Skocpol points to the fact that CBO never considered a similar, alternate scenario where some states didn't build exchanges as evidence that Obamacare's drafters meant for all states to get subsidy money.
She isn't the first person to make this argument: the New Republic's Brian Beutler talked to a former CBO analyst who made the same argument. And Yale University's Abbe Gluck also explored the issue in 2012.
But Skocpol's analysis is the first to comb through each and every CBO analysis of the health-care law to make the point. This includes requests from both Democrats and Republicans. And, each of them shows CBO never considering a situation where only some states get subsidies for their residents.
This is not, by any means, a surefire case for the Obama administration. When I've talked to supporters of the Obamacare challenge, they'll argue that these CBO analyses reflect the assumptions of lawmakers at the time. In November, this is something I talked about with Michael Cannon, a Cato Institute expert who has worked on the lawsuit:
Sarah Kliff: This is something I’m curious to hear your take on. I think there was always the thought that maybe one or two states could screw up and not be ready to open their exchanges in time.

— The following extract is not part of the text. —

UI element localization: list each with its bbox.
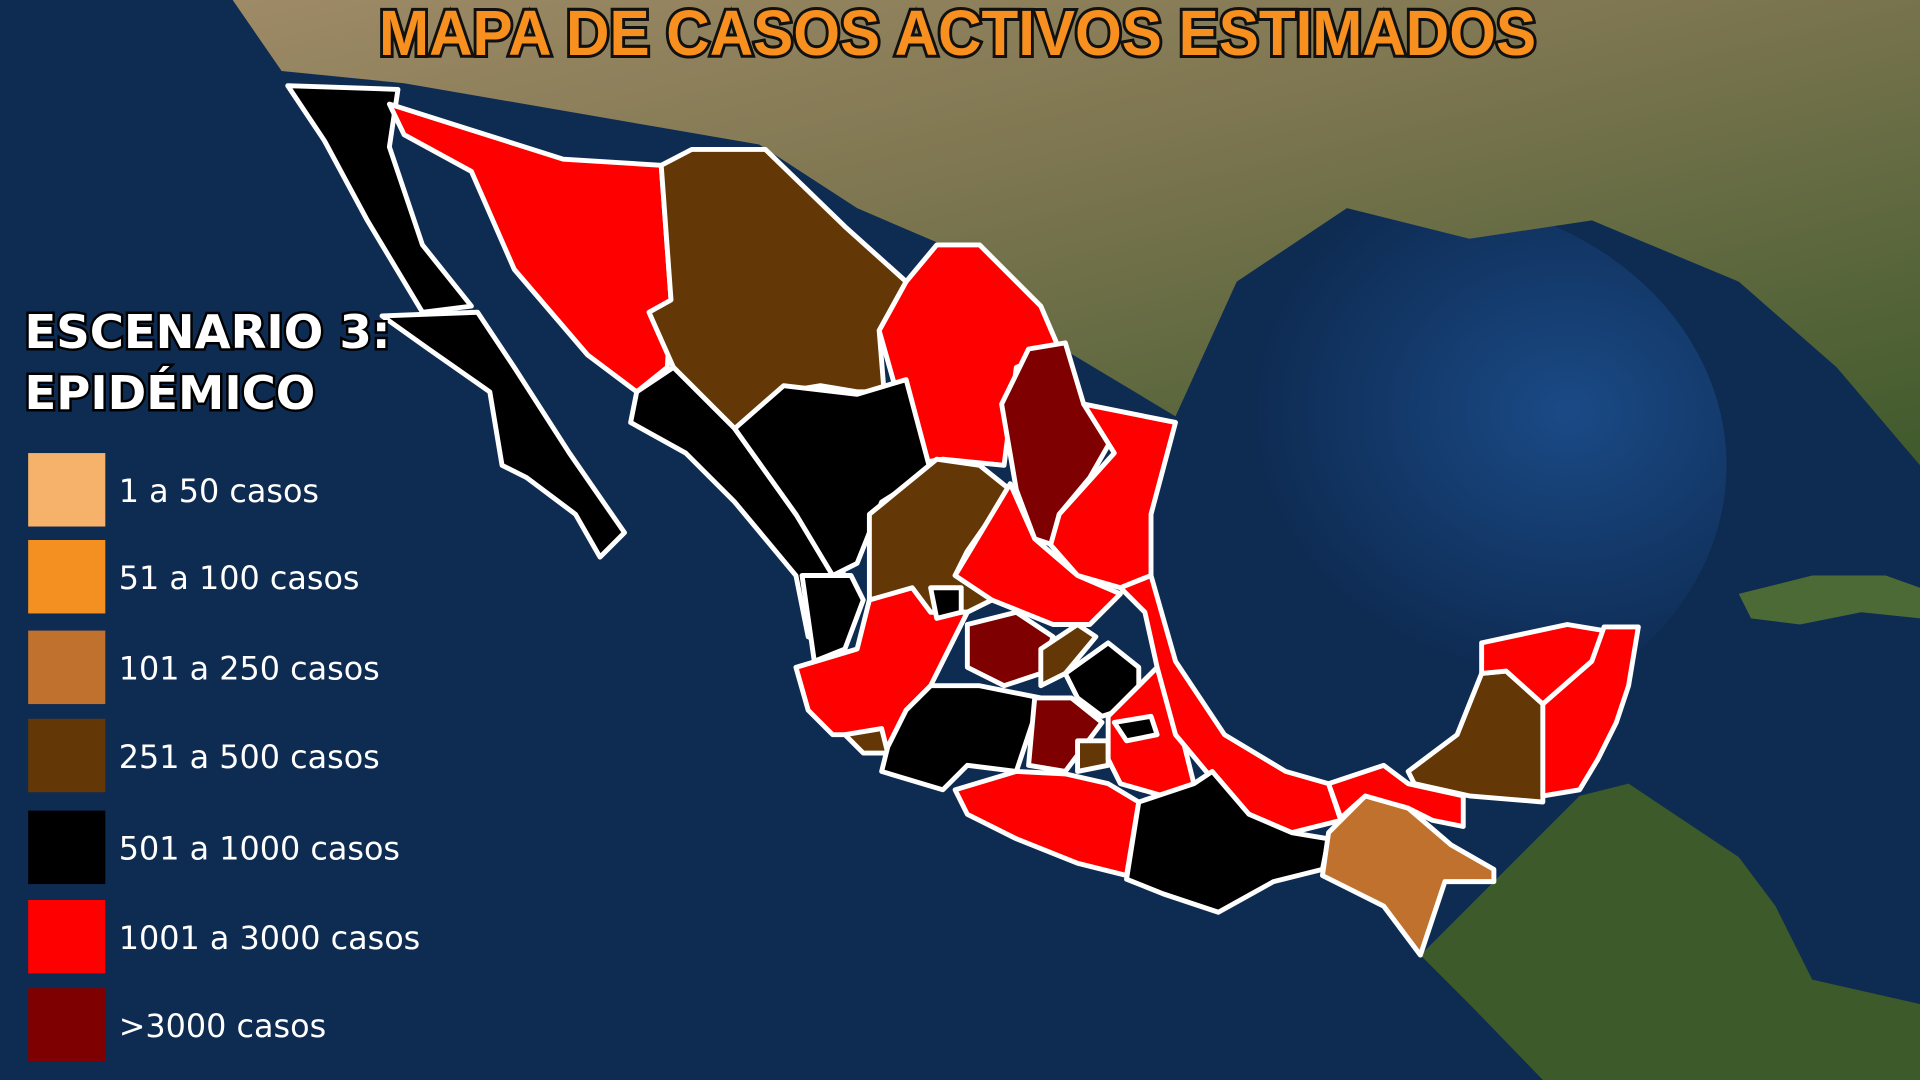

Or you might have a state like Texas, where the legislature only meets every other year, and they couldn’t get it authorized in time. Under your reading of what Congress meant to do, was the plan to punish a state like that by barring subsidies? That’s really hard for me to see and goes back to my initial point about Congress always expecting all states to have subsidies.
Michael Cannon: States had more than three years to establish exchanges. The strongest evidence we have that Congress expected all states to do so in that timeframe is that Congress provided zero funding for federal exchanges in the law.

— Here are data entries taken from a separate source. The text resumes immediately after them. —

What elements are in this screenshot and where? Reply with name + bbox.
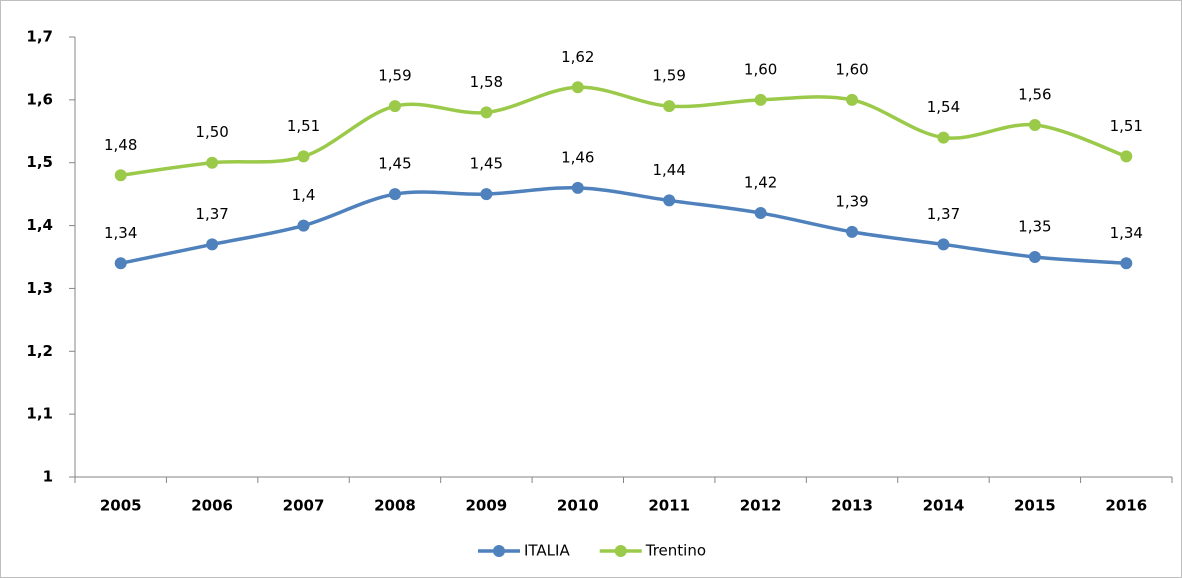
y-tick-label: 1,5 [26, 153, 53, 171]
y-tick-label: 1,4 [26, 216, 53, 234]
data-point [754, 93, 767, 106]
data-label: 1,51 [1110, 117, 1143, 135]
data-point [1120, 150, 1133, 163]
x-tick-label: 2011 [648, 497, 690, 515]
data-label: 1,42 [744, 174, 777, 192]
data-point [1120, 257, 1133, 270]
data-point [571, 181, 584, 194]
data-label: 1,59 [653, 67, 686, 85]
y-tick-label: 1,2 [26, 342, 53, 360]
y-tick-label: 1,7 [26, 28, 53, 46]
data-point [846, 225, 859, 238]
data-label: 1,62 [561, 48, 594, 66]
x-tick-label: 2007 [283, 497, 325, 515]
legend-marker [614, 545, 627, 557]
data-label: 1,45 [378, 155, 411, 173]
data-label: 1,51 [287, 117, 320, 135]
data-point [663, 194, 676, 207]
data-label: 1,59 [378, 67, 411, 85]
data-point [480, 106, 493, 119]
data-label: 1,45 [470, 155, 503, 173]
data-point [571, 81, 584, 94]
series-line [120, 186, 1127, 266]
y-tick-label: 1,3 [26, 279, 53, 297]
legend-label: ITALIA [524, 542, 570, 560]
data-label: 1,44 [653, 161, 686, 179]
x-tick-label: 2016 [1105, 497, 1147, 515]
data-label: 1,37 [195, 205, 228, 223]
data-point [480, 188, 493, 201]
data-point [114, 257, 127, 270]
data-point [1028, 251, 1041, 263]
y-tick-label: 1 [43, 468, 53, 486]
x-tick-label: 2013 [831, 497, 873, 515]
data-label: 1,37 [927, 205, 960, 223]
data-label: 1,35 [1018, 218, 1051, 236]
data-label: 1,54 [927, 98, 960, 116]
x-tick-label: 2006 [191, 497, 233, 515]
x-tick-label: 2014 [923, 497, 965, 515]
x-tick-label: 2012 [740, 497, 782, 515]
data-label: 1,58 [470, 73, 503, 91]
legend-label: Trentino [645, 542, 706, 560]
series-line [120, 85, 1127, 178]
data-point [388, 100, 401, 113]
data-label: 1,50 [195, 123, 228, 141]
data-point [388, 188, 401, 201]
data-point [846, 93, 859, 106]
data-label: 1,39 [835, 192, 868, 210]
data-point [754, 207, 767, 219]
data-label: 1,60 [835, 60, 868, 78]
data-point [206, 156, 219, 169]
data-label: 1,48 [104, 136, 137, 154]
y-tick-label: 1,1 [26, 405, 53, 423]
data-point [297, 219, 310, 232]
data-label: 1,60 [744, 60, 777, 78]
data-point [1028, 119, 1041, 131]
y-tick-label: 1,6 [26, 90, 53, 108]
x-tick-label: 2008 [374, 497, 416, 515]
x-tick-label: 2010 [557, 497, 599, 515]
data-point [937, 238, 950, 251]
data-label: 1,56 [1018, 86, 1051, 104]
x-tick-label: 2009 [466, 497, 508, 515]
x-tick-label: 2015 [1014, 497, 1056, 515]
data-label: 1,46 [561, 148, 594, 166]
data-point [206, 238, 219, 251]
legend-marker [493, 545, 505, 557]
data-label: 1,34 [104, 224, 137, 242]
data-label: 1,4 [292, 186, 316, 204]
data-label: 1,34 [1110, 224, 1143, 242]
data-point [663, 100, 676, 113]
x-tick-label: 2005 [100, 497, 142, 515]
data-point [937, 131, 950, 144]
data-point [297, 150, 310, 163]
data-point [114, 169, 127, 182]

It may have been the case that — if this legislation had gone to conference — someone would have objected to the conditional nature of the Senate bill’s Exchange[capitalized?] subsidies, that someone would have said, "This would knock out one leg of the three-legged stool! Did you pay attention to those town hall meetings in August? We can't let the Tea Party grab onto this because they'll blow up the whole thing! We have to change that!"
But that didn't happen. When Scott Brown won, Democrats only had one bill they could get through Congress. That’s how this provision became law.
You didn't ask about it. Julie [Rovner, a health-policy reporter formerly with NPR and currently with Kaiser Health News] didn't ask about it. That doesn't mean that Congress wasn't meaning to do it. That doesn't mean it's not the law. It just means that there was so much else going on that no one examined this. No one questioned them on it.
Skocpol makes a different argument, similar to the idea I raised in my question.
"The larger truth is that no one assumed every state would do this," Skocpol, a professor in Harvard's school of government, says. "It wasn't an issue of politics then, it was one of policy: these were smaller states and there was a thought some of them wouldn't be able to manage the process. It was taken for granted by all parties that some states would need a backup."
Update: A reader flags one of the CBO report in Skocpol's analysis, sent to Sen. Ted Kennedy (D-Mass.) in June 2009, that did explore the possibility of limiting subsidies to state-run exchanges but only in the case of states launching their marketplaces early. So if a really motivated state like, say, California wanted to launch its marketplace in 2013, its tax payers would get subsidies. This would be somewhat similar to how the Affordable Care Act gave states additional funds if they wanted to expand Medicaid early, before 2014. This provision did not ultimately become part of the Affordable Care Act.